Balanced 20.3 TFLOPS FP32 suits gaming-integrated ML or scientific visualization where 220W TDP aligns with desktop constraints.
Use Cases
A100's 80 GB HBM2e VRAM and 2039 GB/s bandwidth handle massive models and large batches; RTX 3070's 8 GB GDDR6 limits scale.
312 TFLOPS FP16 on A100 delivers high throughput for production serving; RTX 3070 suffices only for tiny models.
A100 supports full-model fine-tuning with 80 GB VRAM; 8 GB on RTX 3070 requires excessive quantization.
RTX 3070's 8 GB GDDR6 generates images efficiently at low $0.04 per hour cost; A100 overkill for consumer diffusion.
A100's 80 GB VRAM and NVLink scaling suit simulations; RTX 3070's 220W TDP limits sustained FP32 workloads.
Frequently Asked Questions
Which GPU has more VRAM: A100 PCIe 80GB or RTX 3070?▾
The A100 PCIe 80GB provides 80 GB HBM2e VRAM. The RTX 3070 offers 8 GB GDDR6. This tenfold difference enables A100 for large models.
What are the cloud rental prices for these GPUs?▾
A100 PCIe 80GB starts at $0.89 per hour, averaging $2.08 per hour across 28 offers. RTX 3070 begins at $0.04 per hour, averaging $0.09 per hour across 4 offers. RTX 3070 costs under 5% of A100 rates.
Which is better for AI training?▾
A100 dominates with 312 TFLOPS FP16 and 2039 GB/s bandwidth. RTX 3070's 20.3 TFLOPS FP16 suits only small-scale training.
How do power consumptions compare?▾
A100 TDP is 400W for sustained datacenter performance. RTX 3070 TDP is 220W, fitting consumer setups.
Do they share the same architecture?▾
Both use Ampere from 2020. A100 optimizes for enterprise with NVLink; RTX 3070 prioritizes gaming.
Can RTX 3070 handle machine learning?▾
RTX 3070 manages prototyping with 20.3 TFLOPS FP32 on 8 GB VRAM. It falters on models needing over 8 GB.

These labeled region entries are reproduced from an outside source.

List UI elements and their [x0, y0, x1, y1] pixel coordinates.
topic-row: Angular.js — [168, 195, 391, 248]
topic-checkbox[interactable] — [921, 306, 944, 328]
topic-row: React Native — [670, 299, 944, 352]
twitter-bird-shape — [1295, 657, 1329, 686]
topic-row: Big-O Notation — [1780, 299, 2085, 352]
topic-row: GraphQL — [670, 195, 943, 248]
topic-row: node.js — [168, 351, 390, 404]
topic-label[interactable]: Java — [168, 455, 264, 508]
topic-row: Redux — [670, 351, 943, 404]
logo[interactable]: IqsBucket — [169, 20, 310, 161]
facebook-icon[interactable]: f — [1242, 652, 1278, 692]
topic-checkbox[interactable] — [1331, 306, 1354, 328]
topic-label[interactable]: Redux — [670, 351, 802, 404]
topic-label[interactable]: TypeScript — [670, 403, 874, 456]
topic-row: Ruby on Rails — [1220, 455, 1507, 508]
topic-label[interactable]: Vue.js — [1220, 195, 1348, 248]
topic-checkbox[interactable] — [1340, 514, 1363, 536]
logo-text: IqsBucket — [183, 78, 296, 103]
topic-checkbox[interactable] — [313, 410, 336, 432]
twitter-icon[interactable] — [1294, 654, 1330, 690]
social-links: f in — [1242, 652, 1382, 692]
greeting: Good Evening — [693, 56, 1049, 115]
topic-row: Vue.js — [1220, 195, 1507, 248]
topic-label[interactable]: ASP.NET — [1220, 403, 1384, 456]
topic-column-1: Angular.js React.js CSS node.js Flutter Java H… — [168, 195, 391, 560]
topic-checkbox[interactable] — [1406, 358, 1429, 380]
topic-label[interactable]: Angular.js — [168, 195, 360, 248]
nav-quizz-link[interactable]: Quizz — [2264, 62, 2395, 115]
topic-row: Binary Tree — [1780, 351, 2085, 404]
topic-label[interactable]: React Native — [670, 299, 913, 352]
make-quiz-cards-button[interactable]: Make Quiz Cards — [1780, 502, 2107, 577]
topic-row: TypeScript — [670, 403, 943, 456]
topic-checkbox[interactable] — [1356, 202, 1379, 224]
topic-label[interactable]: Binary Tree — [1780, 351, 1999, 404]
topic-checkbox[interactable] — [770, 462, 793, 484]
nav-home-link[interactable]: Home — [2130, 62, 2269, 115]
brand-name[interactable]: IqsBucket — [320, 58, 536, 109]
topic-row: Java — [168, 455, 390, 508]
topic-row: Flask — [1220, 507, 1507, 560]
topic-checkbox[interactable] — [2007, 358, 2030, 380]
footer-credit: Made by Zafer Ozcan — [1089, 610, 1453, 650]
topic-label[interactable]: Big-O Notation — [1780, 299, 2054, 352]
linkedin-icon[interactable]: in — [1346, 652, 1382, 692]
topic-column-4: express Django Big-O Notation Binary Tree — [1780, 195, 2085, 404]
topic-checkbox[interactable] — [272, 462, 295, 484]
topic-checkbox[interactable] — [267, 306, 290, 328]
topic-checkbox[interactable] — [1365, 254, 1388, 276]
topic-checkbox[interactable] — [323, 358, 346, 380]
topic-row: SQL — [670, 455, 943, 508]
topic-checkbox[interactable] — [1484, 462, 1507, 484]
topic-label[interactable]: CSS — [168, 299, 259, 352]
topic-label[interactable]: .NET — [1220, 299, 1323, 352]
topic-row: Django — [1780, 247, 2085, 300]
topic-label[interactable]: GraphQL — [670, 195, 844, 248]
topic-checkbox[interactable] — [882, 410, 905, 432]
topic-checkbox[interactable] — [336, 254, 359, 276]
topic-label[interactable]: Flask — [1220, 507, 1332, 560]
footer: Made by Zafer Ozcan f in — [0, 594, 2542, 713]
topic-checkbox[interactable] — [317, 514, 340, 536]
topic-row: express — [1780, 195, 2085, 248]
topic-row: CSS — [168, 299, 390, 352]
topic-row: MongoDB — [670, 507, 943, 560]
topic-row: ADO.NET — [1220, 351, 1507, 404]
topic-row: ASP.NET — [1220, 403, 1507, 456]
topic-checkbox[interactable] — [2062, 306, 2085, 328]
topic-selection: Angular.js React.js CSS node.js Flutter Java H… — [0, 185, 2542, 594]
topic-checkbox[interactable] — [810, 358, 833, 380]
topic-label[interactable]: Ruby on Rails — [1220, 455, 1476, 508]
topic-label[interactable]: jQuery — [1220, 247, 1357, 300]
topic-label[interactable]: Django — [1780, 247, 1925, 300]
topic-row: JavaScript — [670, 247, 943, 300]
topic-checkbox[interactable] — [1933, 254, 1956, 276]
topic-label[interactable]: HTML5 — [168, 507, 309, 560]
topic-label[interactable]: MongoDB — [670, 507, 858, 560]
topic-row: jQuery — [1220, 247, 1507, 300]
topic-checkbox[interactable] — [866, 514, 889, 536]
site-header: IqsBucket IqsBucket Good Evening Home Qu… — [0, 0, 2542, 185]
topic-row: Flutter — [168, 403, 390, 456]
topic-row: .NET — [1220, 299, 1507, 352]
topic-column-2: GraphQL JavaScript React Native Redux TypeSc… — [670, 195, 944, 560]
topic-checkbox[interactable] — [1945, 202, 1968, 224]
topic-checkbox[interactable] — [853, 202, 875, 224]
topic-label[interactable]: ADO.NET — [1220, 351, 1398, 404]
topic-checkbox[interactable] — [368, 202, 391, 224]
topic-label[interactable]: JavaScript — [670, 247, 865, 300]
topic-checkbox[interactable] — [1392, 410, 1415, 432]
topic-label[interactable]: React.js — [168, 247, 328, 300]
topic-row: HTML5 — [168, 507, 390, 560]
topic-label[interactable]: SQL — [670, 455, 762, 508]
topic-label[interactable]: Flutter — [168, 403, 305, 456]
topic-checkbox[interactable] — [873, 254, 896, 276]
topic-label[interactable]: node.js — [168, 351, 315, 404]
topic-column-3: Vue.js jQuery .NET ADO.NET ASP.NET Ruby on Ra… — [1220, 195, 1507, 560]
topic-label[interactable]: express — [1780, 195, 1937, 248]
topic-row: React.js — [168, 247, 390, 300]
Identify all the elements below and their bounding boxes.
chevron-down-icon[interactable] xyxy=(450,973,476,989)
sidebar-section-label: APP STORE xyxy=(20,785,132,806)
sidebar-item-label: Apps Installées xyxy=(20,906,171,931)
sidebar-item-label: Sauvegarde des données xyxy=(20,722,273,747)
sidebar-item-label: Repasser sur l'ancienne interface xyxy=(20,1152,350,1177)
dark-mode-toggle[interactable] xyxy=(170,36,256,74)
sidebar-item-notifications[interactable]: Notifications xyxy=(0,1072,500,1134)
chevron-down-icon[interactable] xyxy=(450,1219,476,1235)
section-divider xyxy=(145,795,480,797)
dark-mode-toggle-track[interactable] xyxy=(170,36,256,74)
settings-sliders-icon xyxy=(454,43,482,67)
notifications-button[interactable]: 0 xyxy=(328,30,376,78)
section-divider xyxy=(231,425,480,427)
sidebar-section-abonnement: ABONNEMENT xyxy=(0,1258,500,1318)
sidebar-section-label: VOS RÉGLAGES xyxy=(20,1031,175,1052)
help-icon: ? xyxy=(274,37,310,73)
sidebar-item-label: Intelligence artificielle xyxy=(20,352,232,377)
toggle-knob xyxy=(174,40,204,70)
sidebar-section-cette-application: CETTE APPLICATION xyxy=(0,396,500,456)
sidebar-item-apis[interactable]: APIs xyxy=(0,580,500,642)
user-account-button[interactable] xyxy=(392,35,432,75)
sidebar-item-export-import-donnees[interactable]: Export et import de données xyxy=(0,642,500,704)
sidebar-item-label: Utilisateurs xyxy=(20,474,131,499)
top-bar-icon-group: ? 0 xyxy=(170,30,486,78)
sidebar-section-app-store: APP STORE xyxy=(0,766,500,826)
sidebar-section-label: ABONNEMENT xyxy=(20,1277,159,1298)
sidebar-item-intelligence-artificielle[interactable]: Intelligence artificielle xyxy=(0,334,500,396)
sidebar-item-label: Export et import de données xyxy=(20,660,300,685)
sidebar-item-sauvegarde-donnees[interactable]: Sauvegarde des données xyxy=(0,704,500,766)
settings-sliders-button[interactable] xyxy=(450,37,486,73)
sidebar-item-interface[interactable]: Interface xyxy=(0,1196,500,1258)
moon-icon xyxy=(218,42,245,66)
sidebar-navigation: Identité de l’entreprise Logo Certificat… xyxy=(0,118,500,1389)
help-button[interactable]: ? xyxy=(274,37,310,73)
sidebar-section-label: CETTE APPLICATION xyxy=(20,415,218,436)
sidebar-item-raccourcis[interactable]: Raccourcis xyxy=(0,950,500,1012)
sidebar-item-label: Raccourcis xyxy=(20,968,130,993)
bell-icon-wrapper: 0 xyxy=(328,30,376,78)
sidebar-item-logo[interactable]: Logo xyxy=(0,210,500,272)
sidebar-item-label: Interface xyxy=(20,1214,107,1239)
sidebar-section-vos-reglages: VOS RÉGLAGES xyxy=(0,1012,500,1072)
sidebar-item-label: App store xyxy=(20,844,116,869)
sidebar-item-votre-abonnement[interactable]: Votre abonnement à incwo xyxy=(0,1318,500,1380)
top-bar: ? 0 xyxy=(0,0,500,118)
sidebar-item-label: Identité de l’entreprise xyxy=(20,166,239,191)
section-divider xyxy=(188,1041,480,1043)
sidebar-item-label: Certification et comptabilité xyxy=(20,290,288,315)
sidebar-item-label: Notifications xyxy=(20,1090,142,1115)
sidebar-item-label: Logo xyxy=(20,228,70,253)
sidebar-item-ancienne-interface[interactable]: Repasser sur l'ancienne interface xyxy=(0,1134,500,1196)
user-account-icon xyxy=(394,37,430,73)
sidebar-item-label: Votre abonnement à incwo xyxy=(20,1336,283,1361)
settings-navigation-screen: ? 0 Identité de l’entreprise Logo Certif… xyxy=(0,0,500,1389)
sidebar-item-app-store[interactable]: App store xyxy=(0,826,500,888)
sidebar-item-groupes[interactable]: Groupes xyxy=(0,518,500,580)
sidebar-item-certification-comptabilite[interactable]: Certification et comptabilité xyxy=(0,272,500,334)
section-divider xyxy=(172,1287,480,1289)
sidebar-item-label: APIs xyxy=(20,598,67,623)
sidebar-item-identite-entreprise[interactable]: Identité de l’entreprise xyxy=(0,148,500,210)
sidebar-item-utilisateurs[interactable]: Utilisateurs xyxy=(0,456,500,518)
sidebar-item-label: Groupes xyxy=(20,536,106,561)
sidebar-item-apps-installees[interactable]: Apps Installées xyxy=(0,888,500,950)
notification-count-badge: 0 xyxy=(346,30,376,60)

Which is cheaper to rent, the A100 or the RTX 3070?▾
Cloud rental prices for both the A100 and RTX 3070 vary by provider, configuration, and availability. This page shows live pricing from 25+ providers updated every 60 seconds. Scroll to the Live Cloud Pricing section to compare current rates.
How much VRAM does the A100 have compared to the RTX 3070?▾
The A100 has 40 to 80 GB of HBM2e memory. The RTX 3070 has 8 GB of GDDR6 memory.
Can I find A100 and RTX 3070 GPUs available to rent right now?▾
Yes. This page shows real-time availability across 25+ cloud GPU providers. The Live Cloud Pricing section displays only in-stock offers with current pricing.
What is the main difference between the A100 and the RTX 3070?▾
The A100 uses the Ampere architecture (2020) while the RTX 3070 uses Ampere (2020). The A100 delivers 15.4x the FP16 throughput and 4.6x the memory bandwidth of the RTX 3070.